Omgevingsrisico’s in de huizenmarkt zijn bijvoorbeeld aardbevingen, verzakkingen of vervuiling – maar ook klimaatrisico’s zoals extreme hitte, regen of overstromingsgevaar. Water wordt in Nederland gezien als een significant risico. Maar liefst 82% van de ondervraagden verwacht dat extreme regen in de toekomst een steeds grotere rol gaat spelen. Daarnaast zien ze een steeds groter gevaar voor overstroming vanuit de rivieren (80%) en vervuiling (78%). Gedachten over omgevingsrisico’s verschillen per regio. Zo is het bewustzijn van overstromingsgevaar in het oosten en zuiden van Nederland groot. In Amsterdam, Rotterdam en Den Haag verwacht men vaker dat overstromingen vanuit de zee een risico vormen dan in andere delen van het land. In het noorden van Nederland zijn de zorgen over aardbevingen veel groter. Opvallend genoeg is men meer bekend met het overstromingsgevaar vanuit de rivieren (79%) dan vanuit de zee (64%).

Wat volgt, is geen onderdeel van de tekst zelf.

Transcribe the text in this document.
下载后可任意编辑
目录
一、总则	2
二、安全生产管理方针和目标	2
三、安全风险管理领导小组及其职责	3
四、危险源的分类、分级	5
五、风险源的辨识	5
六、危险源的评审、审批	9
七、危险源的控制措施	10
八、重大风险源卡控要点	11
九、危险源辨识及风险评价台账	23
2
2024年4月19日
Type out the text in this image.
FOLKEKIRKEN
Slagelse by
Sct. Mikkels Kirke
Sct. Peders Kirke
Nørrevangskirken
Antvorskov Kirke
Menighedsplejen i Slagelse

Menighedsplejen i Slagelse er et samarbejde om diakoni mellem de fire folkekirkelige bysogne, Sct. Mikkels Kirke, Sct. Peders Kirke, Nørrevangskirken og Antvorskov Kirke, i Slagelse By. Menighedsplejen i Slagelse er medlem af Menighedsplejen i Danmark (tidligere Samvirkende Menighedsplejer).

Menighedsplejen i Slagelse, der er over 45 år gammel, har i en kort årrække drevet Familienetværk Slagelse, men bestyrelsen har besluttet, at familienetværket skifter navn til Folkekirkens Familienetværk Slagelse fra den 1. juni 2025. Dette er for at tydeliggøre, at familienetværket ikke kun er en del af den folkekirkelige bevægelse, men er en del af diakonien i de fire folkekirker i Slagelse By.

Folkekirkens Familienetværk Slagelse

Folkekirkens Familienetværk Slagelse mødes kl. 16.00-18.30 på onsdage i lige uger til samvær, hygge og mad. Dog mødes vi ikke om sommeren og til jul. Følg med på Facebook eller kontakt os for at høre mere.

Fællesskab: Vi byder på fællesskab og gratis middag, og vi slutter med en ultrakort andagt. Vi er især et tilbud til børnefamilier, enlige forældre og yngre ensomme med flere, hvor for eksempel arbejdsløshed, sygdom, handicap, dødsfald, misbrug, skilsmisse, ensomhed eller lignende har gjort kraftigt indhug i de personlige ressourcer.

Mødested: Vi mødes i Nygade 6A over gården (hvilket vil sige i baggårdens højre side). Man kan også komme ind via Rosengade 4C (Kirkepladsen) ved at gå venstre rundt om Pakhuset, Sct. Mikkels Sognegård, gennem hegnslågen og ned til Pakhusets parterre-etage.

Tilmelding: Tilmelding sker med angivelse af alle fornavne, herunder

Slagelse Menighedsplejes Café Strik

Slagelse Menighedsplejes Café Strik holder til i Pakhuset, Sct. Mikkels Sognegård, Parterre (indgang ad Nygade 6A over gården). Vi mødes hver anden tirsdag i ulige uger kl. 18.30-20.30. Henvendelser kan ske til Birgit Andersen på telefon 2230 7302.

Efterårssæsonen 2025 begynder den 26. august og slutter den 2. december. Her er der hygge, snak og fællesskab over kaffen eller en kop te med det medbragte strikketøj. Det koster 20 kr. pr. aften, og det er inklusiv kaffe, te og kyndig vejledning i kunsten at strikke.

Wim Flikweert, Manager Wonen bij ING: "Met een veranderend klimaat en extremer weer nemen ook de risico’s voor de huizenmarkt toe. Dit zagen we vorige zomer met de tragische overstromingen in Limburg, maar ook met de stormen die in februari over ons land trokken. Het is goed om te zien dat steeds meer mensen zich van deze risico’s bewust zijn. Op individueel niveau biedt dit kansen, denk bijvoorbeeld aan het aanbrengen van verbeteringen aan de fundering of het dak, maar ook aan het verbeteren van de afwatering door meer groen in de tuin aan te brengen. Dit kan een huis duurzamer, maar ook waardevoller maken en het woongenot vergroten.”

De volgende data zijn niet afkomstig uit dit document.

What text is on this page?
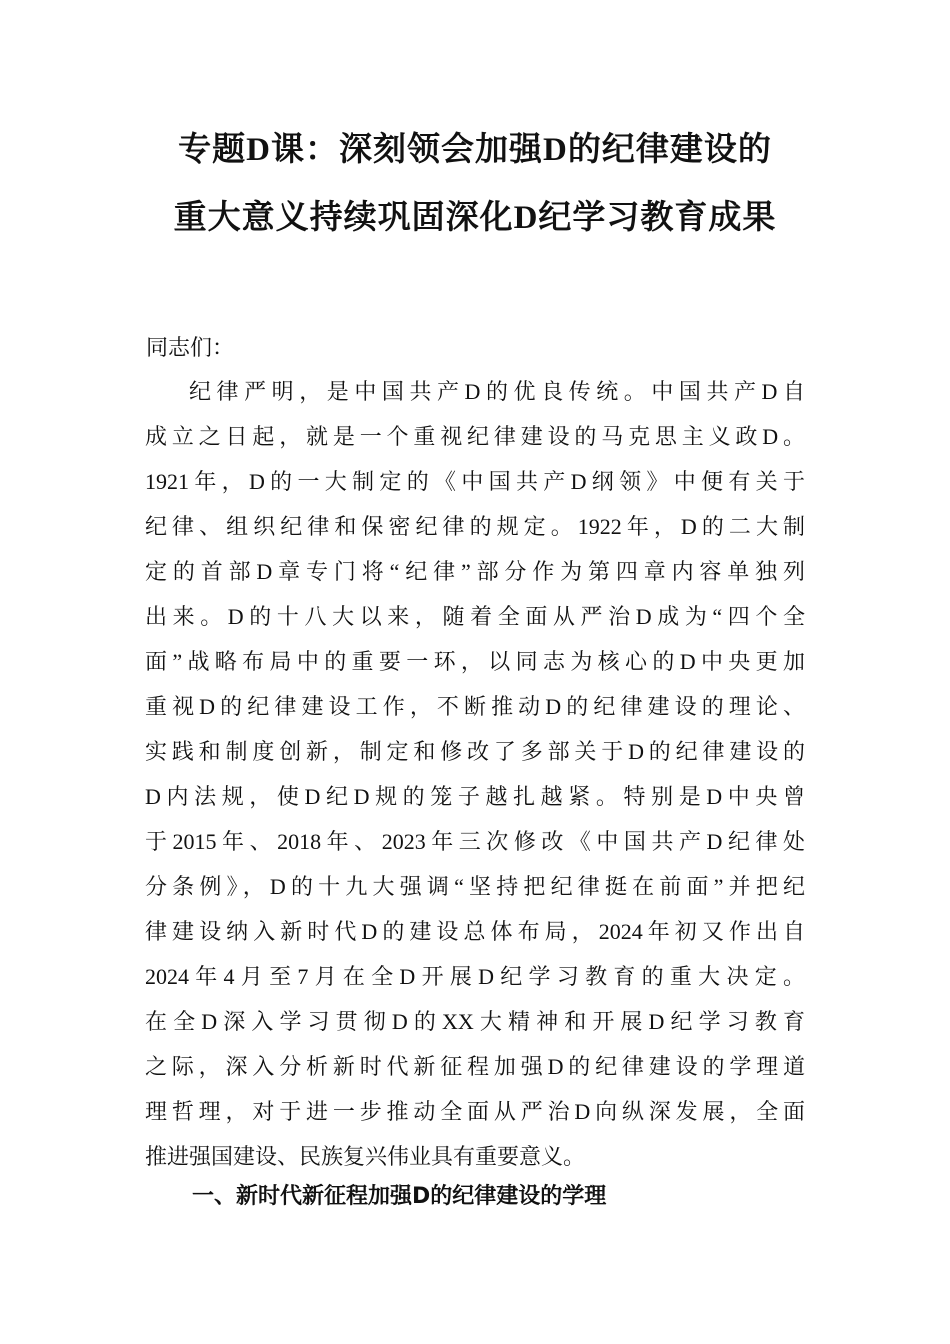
专题D课：深刻领会加强D的纪律建设的
重大意义持续巩固深化D纪学习教育成果
同志们：
纪律严明，是中国共产D的优良传统。中国共产D自
成立之日起，就是一个重视纪律建设的马克思主义政D。
1921年，D的一大制定的《中国共产D纲领》中便有关于
纪律、组织纪律和保密纪律的规定。1922年，D的二大制
定的首部D章专门将“纪律”部分作为第四章内容单独列
出来。D的十八大以来，随着全面从严治D成为“四个全
面”战略布局中的重要一环，以同志为核心的D中央更加
重视D的纪律建设工作，不断推动D的纪律建设的理论、
实践和制度创新，制定和修改了多部关于D的纪律建设的
D内法规，使D纪D规的笼子越扎越紧。特别是D中央曾
于2015年、2018年、2023年三次修改《中国共产D纪律处
分条例》，D的十九大强调“坚持把纪律挺在前面”并把纪
律建设纳入新时代D的建设总体布局，2024年初又作出自
2024年4月至7月在全D开展D纪学习教育的重大决定。
在全D深入学习贯彻D的XX大精神和开展D纪学习教育
之际，深入分析新时代新征程加强D的纪律建设的学理道
理哲理，对于进一步推动全面从严治D向纵深发展，全面
推进强国建设、民族复兴伟业具有重要意义。
一、新时代新征程加强D的纪律建设的学理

Het is goed om te zien dat steeds meer mensen zich van deze risico’s bewust zijn. Op individueel niveau biedt dit kansen, denk bijvoorbeeld aan het aanbrengen van verbeteringen aan de fundering of het dak, maar ook aan het verbeteren van de afwatering door meer groen in de tuin aan te brengen. Dit kan een huis duurzamer, maar ook waardevoller maken en het woongenot vergroten.Wim Flikweert, Manager Wonen bij ING
Flikweert vervolgt: “Wij zien bij dit onderwerp een belangrijke rol weggelegd voor de overheid, maar ook voor de branche. De informatievoorziening kan bijvoorbeeld beter door het taxatierapport – waarin waardevolle informatie staat over omgevingsrisico’s – nog vóór aankoop van een huis verplicht beschikbaar te maken. Op dit moment is dat pas ná aankoop. Daarnaast kan een scan van de omgevingsrisico’s van toegevoegde waarde zijn en de samenleving op termijn veel geld schelen.”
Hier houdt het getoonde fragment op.